Des forêts ombrophiles aux zones sèches et arides irriguées une fois par an, le continent africain dispose de climats divers qui en font une zone géographique à fort potentiel agricole. Elle détient 60 % des terres arables du monde dont 80 % sont inexploitées. En cause : des petites exploitations familiales, une faible technicité des facteurs de production, une forte soumission aux aléas climatiques et à la fluctuation des prix sur le marché, ou encore des sols qui perdent en fertilité. Résultat : ce continent qui devrait être un géant de l’industrie agroalimentaire est l’un de ceux les plus touchés par la sous-alimentation et la malnutrition. Pour sortir de ce paradoxe insupportable, deux pistes se dessinent.
Passer au vert
Le projet pharaonique de la « Grande muraille verte » a été lancé en 2005 par les chefs d’État des pays du Sahel. Une opération de régénération forestière sans précédent, s’étendant du Sénégal à Djibouti sur 7 000 km de long et 15 km de large, mais encore loin d’être aboutie du fait du manque de coordination entre les pays signataires et de l’insuffisance des fonds alloués. De nouveaux engagements financiers ont été pris à l’occasion de la COP27 pour tenter de donner un nouveau souffle à ce projet de grande envergure. Mais la solution pour l’Afrique pourrait bien se trouver dans des ambitions plus modestes, en suivant par exemple les principes de la permaculture. C’est en tout cas la conviction de Gora Ndiaye, fondateur de la ferme agroécologique de Kaydara. Grâce à ses principes reposant sur les écosystèmes et les cycles naturels, il est parvenu à faire pousser des arbres sur un sol pauvre et aride. Pionnier en la matière en Afrique, il transmet aujourd’hui son savoir-faire à ses élèves pour façonner une nouvelle génération d’agriculteurs, capables de répondre aux défis de demain.
D’ici à 2030, les solutions agrotechnologiques pourraient rapporter 1 000 milliards de dollars au continent africain.
Agritech
D’autres préfèrent remettre l’avenir de l’agriculture africaine entre les mains de la technologie, promettant des rendements accrus combinés à une meilleure gestion des ressources. C’est le cas des géants de la Silicon Valley et en particulier de Bill Gates qui s’est engagé, avec sa fondation, à octroyer un financement de 1,4 milliard de dollars pour la résilience des petits exploitants agricoles en Afrique, tout en soulignant que « des financements supplémentaires sont nécessaires pour s’assurer que les innovations agricoles et technologiques soient largement disponibles pour les communautés vulnérables. » Selon un rapport de Microsoft, le secteur des technologies agricoles devrait connaître une forte croissance dans les dix années à venir. D’ici à 2030, les solutions agrotechnologiques pourraient rapporter 1 000 milliards de dollars au continent africain. Le Kenya compte bien surfer sur cette tendance. Le pays s’érige à la place de leader africain de l’agriculture numérique avec plus de 100 entreprises privées recensées. Jusqu’à faire de Nairobi la « Silicon Savannah » de l’Afrique.
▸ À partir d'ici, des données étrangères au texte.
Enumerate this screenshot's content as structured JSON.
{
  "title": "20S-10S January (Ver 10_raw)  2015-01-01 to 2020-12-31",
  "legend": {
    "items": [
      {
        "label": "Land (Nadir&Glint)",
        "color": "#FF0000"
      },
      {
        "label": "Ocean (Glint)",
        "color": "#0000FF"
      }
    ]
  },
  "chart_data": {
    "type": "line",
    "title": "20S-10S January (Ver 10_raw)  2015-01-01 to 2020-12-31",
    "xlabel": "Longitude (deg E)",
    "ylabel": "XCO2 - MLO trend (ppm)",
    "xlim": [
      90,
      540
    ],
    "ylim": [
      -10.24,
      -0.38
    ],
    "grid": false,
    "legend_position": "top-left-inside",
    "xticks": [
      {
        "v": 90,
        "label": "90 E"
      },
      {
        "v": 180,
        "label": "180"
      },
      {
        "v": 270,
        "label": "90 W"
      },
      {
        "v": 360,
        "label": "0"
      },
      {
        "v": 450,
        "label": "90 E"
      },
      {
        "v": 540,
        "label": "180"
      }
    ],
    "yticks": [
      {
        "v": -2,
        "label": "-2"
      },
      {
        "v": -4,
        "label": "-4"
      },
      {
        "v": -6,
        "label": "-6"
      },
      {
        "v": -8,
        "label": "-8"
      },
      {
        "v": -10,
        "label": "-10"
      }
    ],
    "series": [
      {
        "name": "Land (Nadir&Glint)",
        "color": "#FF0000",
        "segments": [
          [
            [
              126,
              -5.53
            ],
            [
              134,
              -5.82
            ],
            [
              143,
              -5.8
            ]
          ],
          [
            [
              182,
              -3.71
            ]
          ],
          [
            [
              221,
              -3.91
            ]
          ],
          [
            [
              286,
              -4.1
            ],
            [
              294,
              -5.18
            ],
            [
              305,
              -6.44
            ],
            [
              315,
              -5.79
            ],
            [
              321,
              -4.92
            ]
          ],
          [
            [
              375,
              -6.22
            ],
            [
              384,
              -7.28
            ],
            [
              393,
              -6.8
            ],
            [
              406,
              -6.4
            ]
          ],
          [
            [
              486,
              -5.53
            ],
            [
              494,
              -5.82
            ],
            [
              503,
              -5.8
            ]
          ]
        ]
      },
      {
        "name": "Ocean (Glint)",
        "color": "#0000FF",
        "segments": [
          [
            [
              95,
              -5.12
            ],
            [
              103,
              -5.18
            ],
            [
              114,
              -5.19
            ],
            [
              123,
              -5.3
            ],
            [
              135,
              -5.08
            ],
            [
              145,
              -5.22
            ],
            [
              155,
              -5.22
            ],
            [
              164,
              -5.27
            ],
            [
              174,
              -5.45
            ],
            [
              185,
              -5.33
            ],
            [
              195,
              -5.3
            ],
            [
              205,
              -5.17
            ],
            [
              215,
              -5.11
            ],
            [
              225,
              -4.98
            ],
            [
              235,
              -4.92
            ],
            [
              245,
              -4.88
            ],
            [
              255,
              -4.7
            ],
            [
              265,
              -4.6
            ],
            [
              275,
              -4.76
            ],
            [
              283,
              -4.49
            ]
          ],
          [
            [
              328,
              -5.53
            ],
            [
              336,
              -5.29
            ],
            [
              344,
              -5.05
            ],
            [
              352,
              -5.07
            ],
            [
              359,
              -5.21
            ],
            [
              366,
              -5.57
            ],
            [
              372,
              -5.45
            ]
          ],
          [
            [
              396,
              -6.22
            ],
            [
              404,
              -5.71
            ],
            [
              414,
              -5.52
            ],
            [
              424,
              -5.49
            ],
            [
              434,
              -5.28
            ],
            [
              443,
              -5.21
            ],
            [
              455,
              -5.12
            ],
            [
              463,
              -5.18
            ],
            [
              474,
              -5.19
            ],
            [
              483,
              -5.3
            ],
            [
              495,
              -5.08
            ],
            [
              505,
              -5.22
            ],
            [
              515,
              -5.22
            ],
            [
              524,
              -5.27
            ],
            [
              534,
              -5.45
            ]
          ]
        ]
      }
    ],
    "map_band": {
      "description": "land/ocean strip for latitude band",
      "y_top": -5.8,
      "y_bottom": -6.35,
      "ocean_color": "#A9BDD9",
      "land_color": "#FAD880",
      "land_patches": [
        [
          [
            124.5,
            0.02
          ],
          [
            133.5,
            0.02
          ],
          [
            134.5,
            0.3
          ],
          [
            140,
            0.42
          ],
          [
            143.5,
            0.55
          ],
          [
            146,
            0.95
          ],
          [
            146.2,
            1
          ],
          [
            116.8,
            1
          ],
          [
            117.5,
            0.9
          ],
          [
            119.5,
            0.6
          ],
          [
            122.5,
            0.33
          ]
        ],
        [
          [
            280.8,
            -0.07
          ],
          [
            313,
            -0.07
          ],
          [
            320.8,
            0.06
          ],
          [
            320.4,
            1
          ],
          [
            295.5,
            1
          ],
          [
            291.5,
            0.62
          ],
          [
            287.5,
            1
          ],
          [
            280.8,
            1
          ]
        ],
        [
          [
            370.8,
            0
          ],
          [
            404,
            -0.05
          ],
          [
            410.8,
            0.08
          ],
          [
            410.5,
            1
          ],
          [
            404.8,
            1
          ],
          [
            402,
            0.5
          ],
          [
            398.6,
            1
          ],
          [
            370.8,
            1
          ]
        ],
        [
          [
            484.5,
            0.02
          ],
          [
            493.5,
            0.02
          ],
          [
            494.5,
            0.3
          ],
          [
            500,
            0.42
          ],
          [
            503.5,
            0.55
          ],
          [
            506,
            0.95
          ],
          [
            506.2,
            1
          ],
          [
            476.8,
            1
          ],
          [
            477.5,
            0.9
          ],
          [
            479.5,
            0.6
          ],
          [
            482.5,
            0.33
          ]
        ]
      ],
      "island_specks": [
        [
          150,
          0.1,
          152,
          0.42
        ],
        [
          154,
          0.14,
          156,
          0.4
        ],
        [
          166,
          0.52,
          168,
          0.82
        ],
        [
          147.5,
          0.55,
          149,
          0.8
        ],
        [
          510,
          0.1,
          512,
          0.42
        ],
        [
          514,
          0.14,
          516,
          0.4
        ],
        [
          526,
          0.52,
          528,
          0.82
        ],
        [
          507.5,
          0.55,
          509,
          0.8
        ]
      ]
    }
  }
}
Alors permaculture ou agritech ? La réponse se situe sans doute quelque part entre les deux, à l’image de ces jeunes agroécologistes camerounais qui ont lancé le projet « Invest for you on agro-pastoral project in Cameroon », devenu la première plateforme de développement participatif du secteur agropastoral du pays. Si l’Afrique parvient à mettre la technologie au service du développement d’une agriculture performante et responsable, elle pourra en faire un véritable levier de développement économique et social… tout en jouant pleinement son rôle de grenier du monde.